Par Khady SONKO – Composée de 12 villages, la Zone des palmiers est une sous-composante de la commune de Djinaky, située en arrière-plan des villages riverains de la Route nationale numéro 5 (Rn5). Cependant, cette zone reste caractérisée par l’enclavement, l’insécurité et la stigmatisation. C’est dans ce contexte que la Dynamique de paix en Casamance a organisé à Essom Silathiaye, un Forum sur la paix et le développement, présidé par le Préfet de Bignona. L’autorité, accompagnée du sous-préfet de Kataba 1, s’est rendu compte, à ses dépens, de l’état défectueux de la route qui mène à la Zone des palmiers. «Les pistes sont particulièrement difficiles, mais n’entament en rien ma détermination», a reconnu Maguette Diouck, Préfet du département de Bignona, qui est allé au fin fond de son territoire départemental, endurant les pistes poussiéreuses jusqu’à Essom Silathiaye. «L’ouverture des pistes de production, l’érection d’antennes téléphoniques et la mise en place des dispositions sécuritaires demeurent comme impératifs pour dissiper les ombres opaques qui ne cessent d’imprimer et de ternir l’image et la crédibilité de la Zone des palmiers dont les populations aspirent à un mieux-être», a plaidé Youba Coly, président des jeunes de la Zone des palmiers.

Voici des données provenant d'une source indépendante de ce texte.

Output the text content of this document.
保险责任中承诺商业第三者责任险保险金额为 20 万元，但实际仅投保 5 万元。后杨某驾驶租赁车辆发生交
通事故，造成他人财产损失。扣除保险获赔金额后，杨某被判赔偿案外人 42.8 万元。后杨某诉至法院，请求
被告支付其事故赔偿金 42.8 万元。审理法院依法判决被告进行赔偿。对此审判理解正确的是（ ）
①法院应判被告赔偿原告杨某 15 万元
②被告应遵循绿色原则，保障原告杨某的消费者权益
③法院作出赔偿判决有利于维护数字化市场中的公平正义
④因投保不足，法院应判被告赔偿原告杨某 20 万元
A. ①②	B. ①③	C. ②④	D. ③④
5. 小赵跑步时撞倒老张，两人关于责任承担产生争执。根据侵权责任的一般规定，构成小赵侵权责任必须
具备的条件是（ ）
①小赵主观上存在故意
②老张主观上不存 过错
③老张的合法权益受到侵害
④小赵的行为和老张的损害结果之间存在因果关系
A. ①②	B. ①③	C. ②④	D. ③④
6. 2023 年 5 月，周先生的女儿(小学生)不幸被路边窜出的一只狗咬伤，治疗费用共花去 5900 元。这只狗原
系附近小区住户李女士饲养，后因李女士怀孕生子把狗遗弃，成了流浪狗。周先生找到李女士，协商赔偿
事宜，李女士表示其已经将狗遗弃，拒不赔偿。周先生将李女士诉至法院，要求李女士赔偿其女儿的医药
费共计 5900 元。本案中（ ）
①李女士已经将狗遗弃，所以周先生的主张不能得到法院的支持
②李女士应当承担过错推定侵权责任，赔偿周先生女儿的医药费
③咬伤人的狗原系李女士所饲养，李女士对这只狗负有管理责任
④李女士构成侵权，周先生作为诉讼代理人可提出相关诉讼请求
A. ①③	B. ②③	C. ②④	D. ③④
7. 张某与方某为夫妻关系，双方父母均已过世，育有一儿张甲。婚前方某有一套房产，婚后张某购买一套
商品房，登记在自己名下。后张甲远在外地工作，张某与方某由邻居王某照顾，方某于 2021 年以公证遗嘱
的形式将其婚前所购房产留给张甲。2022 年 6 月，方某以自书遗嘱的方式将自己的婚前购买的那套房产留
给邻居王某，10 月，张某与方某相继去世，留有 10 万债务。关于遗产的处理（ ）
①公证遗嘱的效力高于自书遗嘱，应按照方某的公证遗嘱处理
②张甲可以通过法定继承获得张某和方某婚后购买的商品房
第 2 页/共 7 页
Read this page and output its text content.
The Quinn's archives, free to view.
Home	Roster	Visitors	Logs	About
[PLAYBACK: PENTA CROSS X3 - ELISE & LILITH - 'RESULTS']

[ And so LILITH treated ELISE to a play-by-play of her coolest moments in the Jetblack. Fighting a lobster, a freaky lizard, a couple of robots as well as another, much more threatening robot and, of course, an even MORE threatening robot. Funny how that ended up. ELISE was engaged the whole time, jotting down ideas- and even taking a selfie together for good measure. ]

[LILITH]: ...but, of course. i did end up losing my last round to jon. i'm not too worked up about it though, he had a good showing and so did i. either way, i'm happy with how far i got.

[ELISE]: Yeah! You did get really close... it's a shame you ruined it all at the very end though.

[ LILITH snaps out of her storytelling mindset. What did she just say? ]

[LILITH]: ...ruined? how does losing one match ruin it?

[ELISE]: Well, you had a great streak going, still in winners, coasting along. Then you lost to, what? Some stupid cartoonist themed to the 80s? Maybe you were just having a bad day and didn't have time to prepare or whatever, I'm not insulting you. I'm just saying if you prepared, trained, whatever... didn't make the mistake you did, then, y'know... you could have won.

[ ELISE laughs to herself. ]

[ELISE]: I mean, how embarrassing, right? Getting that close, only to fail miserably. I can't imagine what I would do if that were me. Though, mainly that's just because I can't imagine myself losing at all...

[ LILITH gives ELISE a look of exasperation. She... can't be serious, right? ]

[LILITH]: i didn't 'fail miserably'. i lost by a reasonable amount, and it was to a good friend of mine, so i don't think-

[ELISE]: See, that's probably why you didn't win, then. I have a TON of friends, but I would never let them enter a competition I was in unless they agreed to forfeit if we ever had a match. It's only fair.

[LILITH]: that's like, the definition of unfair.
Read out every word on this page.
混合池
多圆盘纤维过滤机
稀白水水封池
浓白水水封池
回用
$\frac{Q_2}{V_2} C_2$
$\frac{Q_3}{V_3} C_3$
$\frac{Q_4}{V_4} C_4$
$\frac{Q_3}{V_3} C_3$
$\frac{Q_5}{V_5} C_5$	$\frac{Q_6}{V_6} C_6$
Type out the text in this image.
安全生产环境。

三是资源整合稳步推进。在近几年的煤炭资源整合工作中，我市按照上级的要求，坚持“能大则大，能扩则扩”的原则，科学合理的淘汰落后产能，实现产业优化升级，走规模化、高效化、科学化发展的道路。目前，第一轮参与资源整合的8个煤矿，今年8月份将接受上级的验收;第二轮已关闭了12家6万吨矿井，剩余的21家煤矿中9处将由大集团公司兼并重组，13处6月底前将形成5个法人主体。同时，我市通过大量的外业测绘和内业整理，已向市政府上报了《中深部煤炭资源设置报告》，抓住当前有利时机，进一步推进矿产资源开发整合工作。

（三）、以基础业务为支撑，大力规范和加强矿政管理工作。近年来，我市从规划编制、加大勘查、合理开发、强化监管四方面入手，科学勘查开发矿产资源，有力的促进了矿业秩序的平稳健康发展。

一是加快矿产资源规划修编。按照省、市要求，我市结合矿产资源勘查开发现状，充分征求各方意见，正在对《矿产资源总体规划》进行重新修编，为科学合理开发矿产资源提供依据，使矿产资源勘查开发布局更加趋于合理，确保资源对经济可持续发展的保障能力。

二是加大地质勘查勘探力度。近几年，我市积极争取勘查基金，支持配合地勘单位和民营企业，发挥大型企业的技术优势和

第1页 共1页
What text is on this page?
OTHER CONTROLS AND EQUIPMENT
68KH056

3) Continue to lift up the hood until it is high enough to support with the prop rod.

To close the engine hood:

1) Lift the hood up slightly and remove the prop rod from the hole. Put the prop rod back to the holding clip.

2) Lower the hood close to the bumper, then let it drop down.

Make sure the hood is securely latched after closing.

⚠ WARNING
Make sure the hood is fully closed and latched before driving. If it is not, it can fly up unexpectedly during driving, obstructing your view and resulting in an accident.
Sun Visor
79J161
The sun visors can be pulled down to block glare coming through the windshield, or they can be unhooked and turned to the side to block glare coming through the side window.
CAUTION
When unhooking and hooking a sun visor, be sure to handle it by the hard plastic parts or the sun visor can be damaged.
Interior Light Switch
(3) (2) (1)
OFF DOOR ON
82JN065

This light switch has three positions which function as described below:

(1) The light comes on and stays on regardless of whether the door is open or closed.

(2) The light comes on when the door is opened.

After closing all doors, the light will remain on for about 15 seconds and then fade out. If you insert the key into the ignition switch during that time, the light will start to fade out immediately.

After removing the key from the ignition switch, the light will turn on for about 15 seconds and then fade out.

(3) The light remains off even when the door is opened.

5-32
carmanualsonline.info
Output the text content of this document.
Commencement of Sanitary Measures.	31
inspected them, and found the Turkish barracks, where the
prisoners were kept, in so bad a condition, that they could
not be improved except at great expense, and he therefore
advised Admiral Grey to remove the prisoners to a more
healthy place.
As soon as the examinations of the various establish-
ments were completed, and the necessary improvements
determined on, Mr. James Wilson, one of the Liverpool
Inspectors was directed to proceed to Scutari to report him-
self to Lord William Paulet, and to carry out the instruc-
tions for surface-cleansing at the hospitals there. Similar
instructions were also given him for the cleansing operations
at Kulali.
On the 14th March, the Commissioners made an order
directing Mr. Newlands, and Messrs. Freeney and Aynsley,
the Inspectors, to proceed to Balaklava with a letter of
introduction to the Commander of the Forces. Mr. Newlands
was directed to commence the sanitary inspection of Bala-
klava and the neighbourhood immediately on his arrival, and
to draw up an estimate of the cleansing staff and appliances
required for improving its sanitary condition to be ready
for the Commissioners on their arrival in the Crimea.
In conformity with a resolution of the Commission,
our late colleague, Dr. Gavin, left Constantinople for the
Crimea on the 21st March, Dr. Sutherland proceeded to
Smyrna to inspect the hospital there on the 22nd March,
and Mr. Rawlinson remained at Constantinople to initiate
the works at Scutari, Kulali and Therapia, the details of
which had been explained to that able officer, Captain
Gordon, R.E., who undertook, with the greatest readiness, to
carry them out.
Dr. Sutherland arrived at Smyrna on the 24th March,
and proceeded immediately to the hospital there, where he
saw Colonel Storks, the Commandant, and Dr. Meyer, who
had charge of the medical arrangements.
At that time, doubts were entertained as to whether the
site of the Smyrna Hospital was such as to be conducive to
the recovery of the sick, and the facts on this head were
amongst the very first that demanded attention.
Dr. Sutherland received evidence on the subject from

Dans cette localité, le réseau téléphonique gambien infiltre celui du Sénégal dans les cellulaires. Parfois, il n’y a tout simplement pas de réseau téléphonique. La zone revendique une couverture sanitaire par la mise en place d’infrastructures et une logistique suffisante et de qualité. En éducation, les populations souhaitent disposer d’infrastructures bien équipées pour une éducation de base de qualité pour ses enfants. En matière d’électrification rurale, cette population mouvant encore dans les ténèbres pense qu’il est temps de voir leurs villages bénéficier de cet intrant de qualité des sociétés modernes avec ses divers atouts.
Vivant principalement d’agriculture, les populations aspirent aux matériels modernes afin d’amoindrir les peines agricoles et valoriser de façon optimale, leurs rizières sécurisées des prédateurs ovins ou bovins. «En plus, le facteur limitant la salinisation exige la construction de digues anti-sel», a dit Youba Coly qui a égrené tout ce chapelet de doléances.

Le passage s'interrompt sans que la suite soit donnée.